Continuano le proteste di massa in Camerun dopo l’annuncio, ieri, dei risultati delle elezioni presidenziali, che hanno decretato la vittoria del presidente in carica Paul Biya. Secondo le cronache riferite dal Journal du Cameroun ci sono state manifestazioni oceaniche, in particolare a Douala, e a Garoua ci sono stati anche morti, tre per la precisione di cui due colpiti da arma da fuoco. La casa del sindaco di Garoua e una scuola privata sono state date alle fiamme.
Nella grande città portuale di Douala invece i manifestanti hanno eretto barricate e incendiato auto, chiedendo le dimissioni del presidente Biya e lamentando brogli elettorali.
Secondo i media camerunesi, 105 persone sono state arrestate e si trovano ora trattenute nel carcere di New Bell. Sono stati segnalati saccheggi a danno di numerosi negozi.

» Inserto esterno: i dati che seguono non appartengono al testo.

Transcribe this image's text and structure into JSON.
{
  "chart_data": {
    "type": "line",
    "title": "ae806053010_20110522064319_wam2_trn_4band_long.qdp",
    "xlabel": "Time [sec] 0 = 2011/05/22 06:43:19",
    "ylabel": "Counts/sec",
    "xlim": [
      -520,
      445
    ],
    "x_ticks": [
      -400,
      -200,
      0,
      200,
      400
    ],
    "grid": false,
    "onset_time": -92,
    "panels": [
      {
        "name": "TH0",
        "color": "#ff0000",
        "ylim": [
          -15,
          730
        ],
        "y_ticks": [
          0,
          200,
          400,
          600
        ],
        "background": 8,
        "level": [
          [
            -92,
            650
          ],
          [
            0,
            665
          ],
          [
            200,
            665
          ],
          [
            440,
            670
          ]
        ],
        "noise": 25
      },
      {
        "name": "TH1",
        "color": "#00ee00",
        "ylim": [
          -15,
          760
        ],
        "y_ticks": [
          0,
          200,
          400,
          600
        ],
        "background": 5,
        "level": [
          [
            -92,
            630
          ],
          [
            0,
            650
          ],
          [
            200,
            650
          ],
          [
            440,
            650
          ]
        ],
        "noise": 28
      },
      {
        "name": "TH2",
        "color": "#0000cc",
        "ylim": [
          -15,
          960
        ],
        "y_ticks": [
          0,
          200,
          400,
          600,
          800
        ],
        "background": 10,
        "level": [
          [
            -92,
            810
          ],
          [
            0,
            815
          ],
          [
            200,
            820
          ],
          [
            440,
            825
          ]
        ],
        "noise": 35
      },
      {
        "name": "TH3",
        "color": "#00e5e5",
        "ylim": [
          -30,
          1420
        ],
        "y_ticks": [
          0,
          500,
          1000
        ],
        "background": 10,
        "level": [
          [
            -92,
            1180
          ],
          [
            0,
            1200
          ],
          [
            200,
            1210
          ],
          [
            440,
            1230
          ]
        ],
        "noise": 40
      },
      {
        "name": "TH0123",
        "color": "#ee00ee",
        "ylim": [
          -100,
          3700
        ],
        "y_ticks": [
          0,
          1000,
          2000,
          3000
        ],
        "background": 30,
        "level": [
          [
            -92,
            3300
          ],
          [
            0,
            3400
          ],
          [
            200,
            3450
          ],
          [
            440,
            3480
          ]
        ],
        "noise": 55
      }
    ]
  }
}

“In un momento in cui un popolo sovrano ha riposto nuovamente la sua fiducia in me eleggendomi per un nuovo mandato, penso a coloro che hanno perso la vita prematuramente, così come alle loro famiglie, che hanno sofferto a causa della violenza post-elettorale” ha commentato Paul Biya sui suoi canali social media, commentando le proteste.
Dopo la riunione del Consiglio costituzionale, in cui sono stati annunciati i risultati delle votazioni, i sostenitori del presidente hanno organizzato festeggiamenti nella capitale e nelle regioni ma contemporaneamente le strade di molte città camerunesi si sono riempite anche di sostenitori dell’opposizione.
Le elezioni presidenziali in Camerun si sono svolte il 12 ottobre. Due giorni dopo, Issa Tshiroma Bakary, 76 anni, candidato presidenziale dell’opposizione, ha dichiarato la vittoria invitando il presidente Paul Biya, 92 anni, il capo di Stato più anziano del mondo, ad accettare la sconfitta. Il partito di Biya ha respinto la rivendicazione di vittoria di Bakary e ha accusato il candidato dell’opposizione di aver tentato di ostacolare il processo elettorale: il 25 ottobre, le forze di sicurezza hanno arrestato uno dei leader della coalizione di opposizione Unione per il cambiamento (Upc) e due leader del Movimento africano per una nuova indipendenza e democrazia (Manidem).